The meaning of Article XIV of the Covenant is
that the claim to succession on the basis of custom and law is preserved.
Article XIV of the Covenant by itself is not
evidence of any custom or law. If the petitioner relied on Article XIV, the
petitioner has to establish such right based on custom or law before the
appropriate authority. Whatever rights the petitioner asserted in regard to
succession were the subject matter of enquiry by the Committee which was
constituted by the President to enquire into the rival claims to recognition of
Rulership. The petitioner appeared before the Committee and preferred claims.
The Committee was constituted to examine the contentions of rival claimants.
The Committee gave its report as to who was
best entitled to recognition by the President. It was entirely a matter within
the province of the President to recognised a Ruler. The power to recognise a
Ruler which is conferred on the President by the Constitution cannot be
challenged on the ground that the power is unguided. The President exercised
the power by appointing a Committee to examine the rival claims.

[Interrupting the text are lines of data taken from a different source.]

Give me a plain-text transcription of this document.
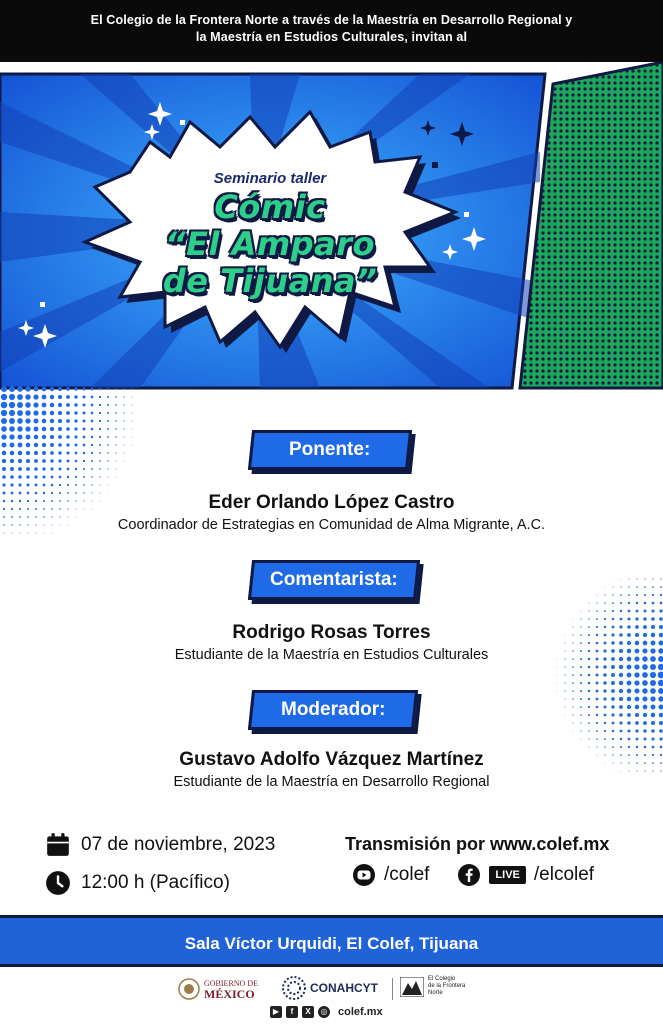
El Colegio de la Frontera Norte a través de la Maestría en Desarrollo Regional y
la Maestría en Estudios Culturales, invitan al
Seminario taller
Cómic
“El Amparo
de Tijuana”
Ponente:
Eder Orlando López Castro
Coordinador de Estrategias en Comunidad de Alma Migrante, A.C.
Comentarista:
Rodrigo Rosas Torres
Estudiante de la Maestría en Estudios Culturales
Moderador:
Gustavo Adolfo Vázquez Martínez
Estudiante de la Maestría en Desarrollo Regional
07 de noviembre, 2023
12:00 h (Pacífico)
Transmisión por www.colef.mx
/colef	LIVE /elcolef
Sala Víctor Urquidi, El Colef, Tijuana
GOBIERNO DE
MÉXICO	CONAHCYT
El Colegio
de la Frontera
Norte
▶	f	X	◎ colef.mx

The recognition of Rulership is one of
personal status. It cannot be, said that claim to recognition of Rulership is
either purely a matter of inheritance or a matter of descent by devolution. Nor
can claim to recognition of Rulership be based only on covenants and treaties.
That is why Article 363 of the Constitution constitutes a bar to interference
by Courts in a dispute arising out of treaties and agreements.
No claim to recognition of Rulership by
virtue of a Covenant is justiciable in a Court of law. The Constitution,,
therefore, provided for the act of recognition of the Rulership by the
President as a political power.
It has to be recognised that the right to
private properties of the Ruler is not embraced within clause (22) of Article
366 of the Constitution which speaks of recognition of a Ruler by the
President.
Counsel on behalf of the petitioner contended
that the recognition of a Ruler itself instantaneously invested the Ruler with
property and that Rulership and property were blended together. An illustration
of combination of office and property in the case of Mathadhapati was cited as
an analogy. The property is an appendage to the office in the case of Maths.
The example of the office of a trustee furnishes the answer where office and
properties are vested in the trustee. It cannot be said that recognition of
Rulership is bound up with recognition of private properties of the Ruler
because the former is within the political power of the President and the
latter is governed by the personal law of succession. Recognition of Rulership
by the President is not recognising any right to private properties of the
Ruler because recognition of Rulership is an exercise of the political power of
the President. The distinction between recognition of Rulership and succession
to private properties of the Ruler has to be kept in the forefront.
The rights to private properties of Rulers
are not the matters of recognition of Rulership. The recognition of Rulership
is not an indicia of property but it entitles the Ruler to the enjoyment of the
Privy Purse contemplated in Article 291 and the personal rights, privileges and
dignities of the Ruler of an Indian State mentioned in Article 362 of the
Constitution. Therefore, recognition of Rulership is not a deprivation of right
to property. If the petitioner has any claim to any private property said to
belong to the last Ruler, the petitioner has not established any such claim in
any court of law. It was said on behalf of the petitioner that the Ruler after
recognition by the President came 638 to Possess private properties said to
belong to the last Ruler. If the petitioner has any competing rights with the
Ruler in relation to such private properties such a claim is neither a
fundamental right nor is it comprised in the act of recognition of a Ruler by
the President.
For these reasons, we are of opinion that the
contentions of the petitioner fail. The petition and the appeal are both
dismissed with one set of costs.
V.P.S. Petition and Appeal dismissed.